5 Lies, Distortions, and Absurdities, Wall Street Journal, Nov.25 & 26th, 2016
- The advent of fracking and new drilling techniques—the ability to tap untold reserves of oil and gas—represents a global paradigm shift that can reset America’s economy and foreign dealings. President Obama’s willful decision to ignore this was as if Bill Clinton had opted the country out of the internet revolution. (Kimberley Strassel, “Trump’s Environmental Reset”.) This analogy is wrong on so many levels:
in terms of environmental and energy policy: environment-damaging fracking is completely different than the energy-efficient internet; you can’t build an entire foreign policy and economy around extraction industries; oil and gas reserves are a finite resource; even with energy from fracking, the US does not set energy prices and so is still enmeshed in the foreign oil markets; the US lacks the refining capacity to replace foreign oil imports with fracked oil and gas;in terms of overall impacts on human capital and possibility: the internet revolution is a change in fundamental social relations, in how we access and process information and form knowledge, in how we make political decisions, shop, hire people, plan our travel, and generally make our lives easier and more connected. Fracking and drilling represent the old world of competition, pollution, waste, sprawl, and economic nationalism. The internet is about a lot more than making money, consumption, or energy self-sufficiency.
- The Dept. of Education is a “wholly-owned subsidiary of the teachers unions and cultural left.” (editorial, “Betsey DeVos’s School Mission). Vouchers are the only way to save failing schools.
- The consequences of checks and balances are unbridled executive growth into every cranny of commerce and society, and a bystander Congress. We have lapsed into autopilot government, rife with corruption and seemingly immune to incremental electoral correction. (“A Trump-Ryan Constitutional Revival,” by Christopher DeMuth). Blaming the dysfunctional government on “unbridled executive growth” overlooks or elides that, from the outset of the Obama administration, the GOP was not a “bystander” but an implacable obstacle to any change or any proposed Obama legislation. (For example, see comprehensive immigration reform, the 2011 Obama-Boehner debt reduction deal, more robust infrastructure spending, the nomination of Merrick Garland, etc.)

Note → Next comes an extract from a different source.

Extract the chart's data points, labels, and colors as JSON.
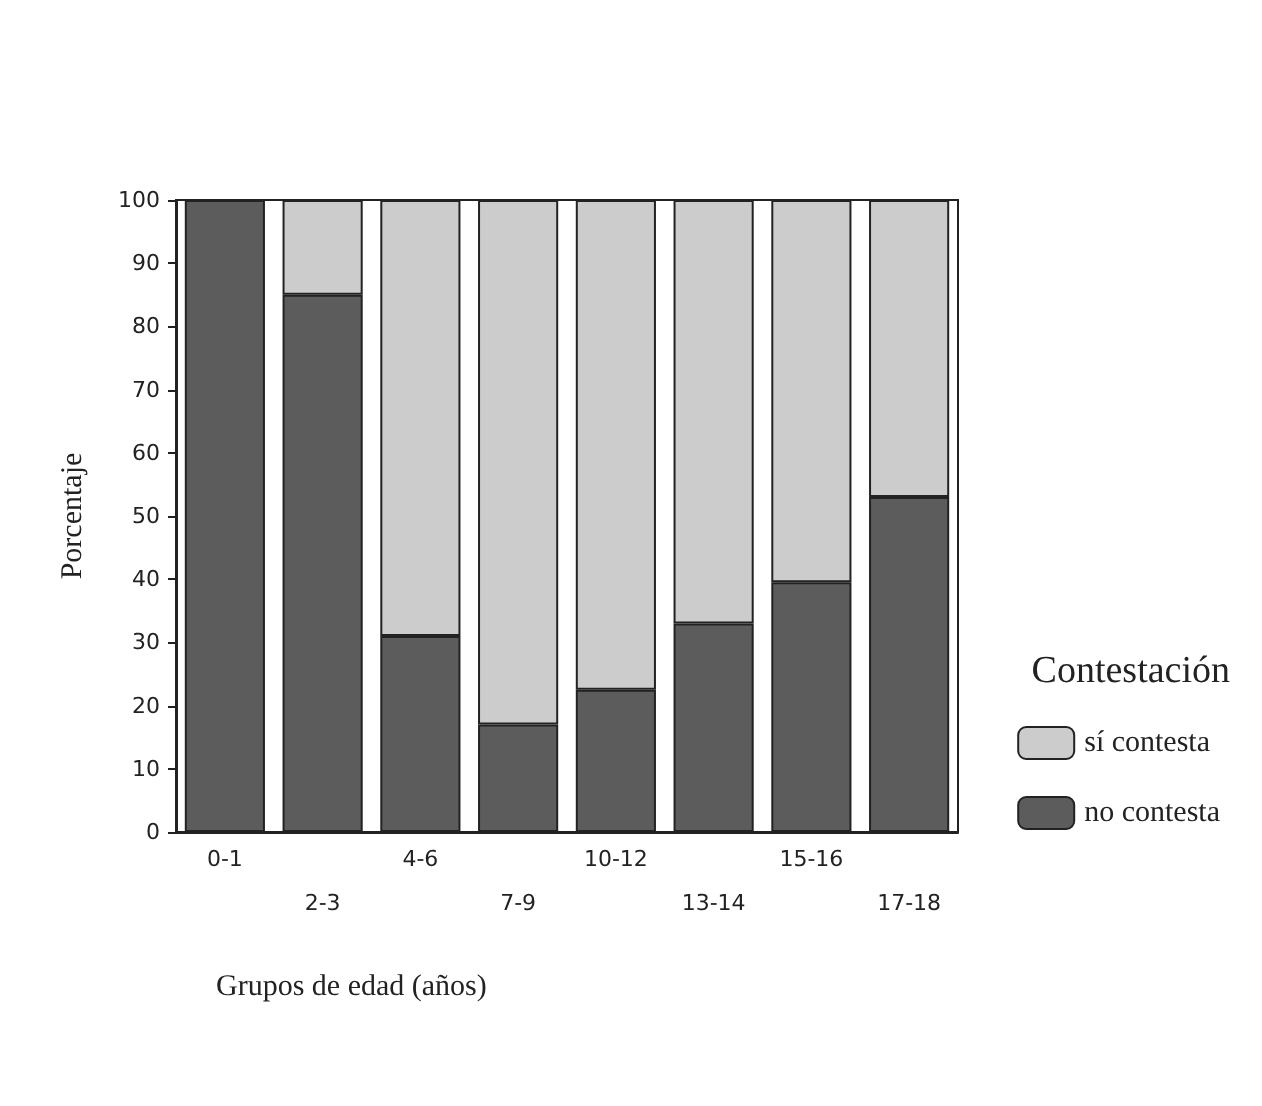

- An obsession with ethnic composition weakens America. (letter to the editor). This a a startling claim because until the advent of the Tea Party, America’s ethnic diversity and welcoming embrace of immigrants was considered one of our greatest strengths.
- Climate change is that it is part of a natural cycle, irrespective of human activity. Normal tidal variation explains current conditions–and the hard-core climate change theory is nothing more than the biggest fake news story ever. (“Shoreline Gentry Are Fake Climate Change Victims,” by Holman Jenkins.
4 Lies, Distortions, and Absurd Reversals in the Wall Street Journal, Nov.23, 2016
- The best way to insure that President Trump doesn’t profit from government policies is not a blind trust or divestment, but to do nothing because the public and press will serve as watchdogs, barking at any conflicts of interest. No regulation at all is the best guarantee of regulation (op-ed: “Living With Trump’s Conflicts,” by Holman Jenkins).
- Central bank interest rate manipulations have been solely aimed at preserving self-defeating tax, regulatory, and welfare policy orthodoxies. In the Trump era, economics will no longer be politicized. (Jenkins)
- Obama paid terrorist-supporting Iranian mullahs billions of dollars. (letter to the editor). In fact, the money consisted of frozen assets already belonged to the Iranians, and the US has no interest in financing terrorism.
- Racial (racist) and identity politics are the Dems’ only organizing principle (op-ed, “Democrats Are Obsessed With Race. Trump Isn’t,” by Jason Riley).